The early action from overseas markets and trading in US stock futures suggests investors are worried about more victims of the credit crunch that finally claimed Bear Stearns over the weekend, notes David Gaffen on WSJ’s MarketBeat. Dow futures are indicated down 190 points in overnight trading, and Asian markets were hit hard, along with the dollar, in early trading overseas.

“It could restore some level of confidence in the credit markets,” writes Peter Cohan on Bloggingstocks.com. “Alternatively, it might just be a temporary bright spot in a very gloomy stretch of financial weather.”

Writing on Conglomerate, Gordon Smith notes reports that the Fed wanted Bear Stearns to avoid a “bankruptcy filing that could have sent shock waves through the markets”.

“Perhaps this purchase by JPMorgan will provide some assurance to the markets, but based on the trading in Asia at this hour, the shock waves are reverberating”.

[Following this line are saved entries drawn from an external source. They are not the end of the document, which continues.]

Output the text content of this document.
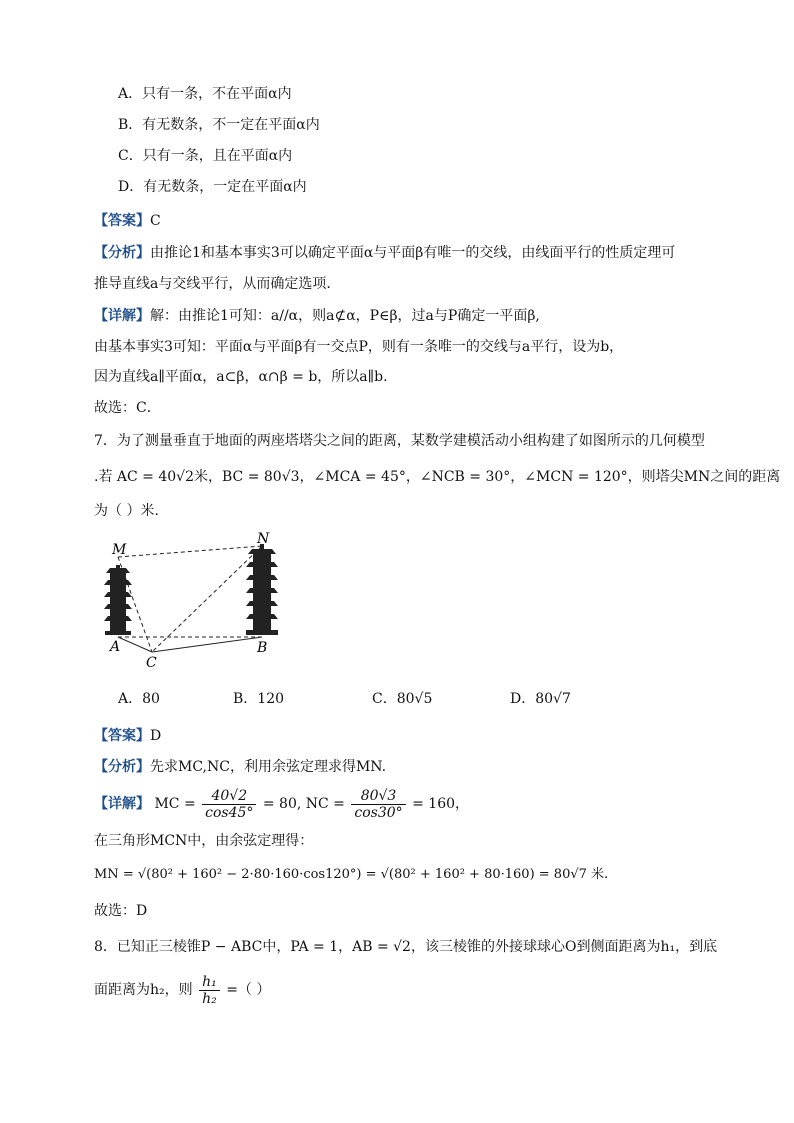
A．只有一条，不在平面α内
B．有无数条，不一定在平面α内
C．只有一条，且在平面α内
D．有无数条，一定在平面α内
【答案】C
【分析】由推论1和基本事实3可以确定平面α与平面β有唯一的交线，由线面平行的性质定理可
推导直线a与交线平行，从而确定选项.
【详解】解：由推论1可知：a//α，则a⊄α，P∈β，过a与P确定一平面β,
由基本事实3可知：平面α与平面β有一交点P，则有一条唯一的交线与a平行，设为b，
因为直线a∥平面α，a⊂β，α∩β = b，所以a∥b.
故选：C．
7．为了测量垂直于地面的两座塔塔尖之间的距离，某数学建模活动小组构建了如图所示的几何模型
.若 AC = 40√2米，BC = 80√3，∠MCA = 45°，∠NCB = 30°，∠MCN = 120°，则塔尖MN之间的距离
为（ ）米.
M
N
A	B
C
A．80	B．120	C．80√5	D．80√7
【答案】D
【分析】先求MC,NC，利用余弦定理求得MN.
【详解】 MC = $\frac{40√2}{\cos 45^\circ} = 80$, NC = $\frac{80√3}{\cos 30^\circ} = 160$，
在三角形MCN中，由余弦定理得：
MN = √(80² + 160² − 2·80·160·cos120°) = √(80² + 160² + 80·160) = 80√7 米.
故选：D
8．已知正三棱锥P − ABC中，PA = 1，AB = √2，该三棱锥的外接球球心O到侧面距离为h₁，到底
面距离为h₂，则 $\frac{\text{h₁}}{\text{h₂}}$ =（ ）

Asian stocks were at near eight-month lows on Monday, reports Reuters, and European stocks seemed set to follow them down after JPMorgan Chase said it would buy Bear Stearns for a mere $2 a share, “a veritable liquidation of the firm”, in Gaffen’s words, in part with capital provided by the Federal Reserve. In addition, the Fed lowered its discount lending rate 25bp to 3.25 per cent.The Fed has to keep Bear Stearns assets from bankruptcy and thus marked to market, “because any price set for any of these assets will suggest how another $2-4 trillion nominally valued securities is likely priced,” writes John Wiley Spiers, on his How Business Happens blog. “So the Fed forks over another $30 billion so JPMorgan can pretend to buy Bear Stearns.”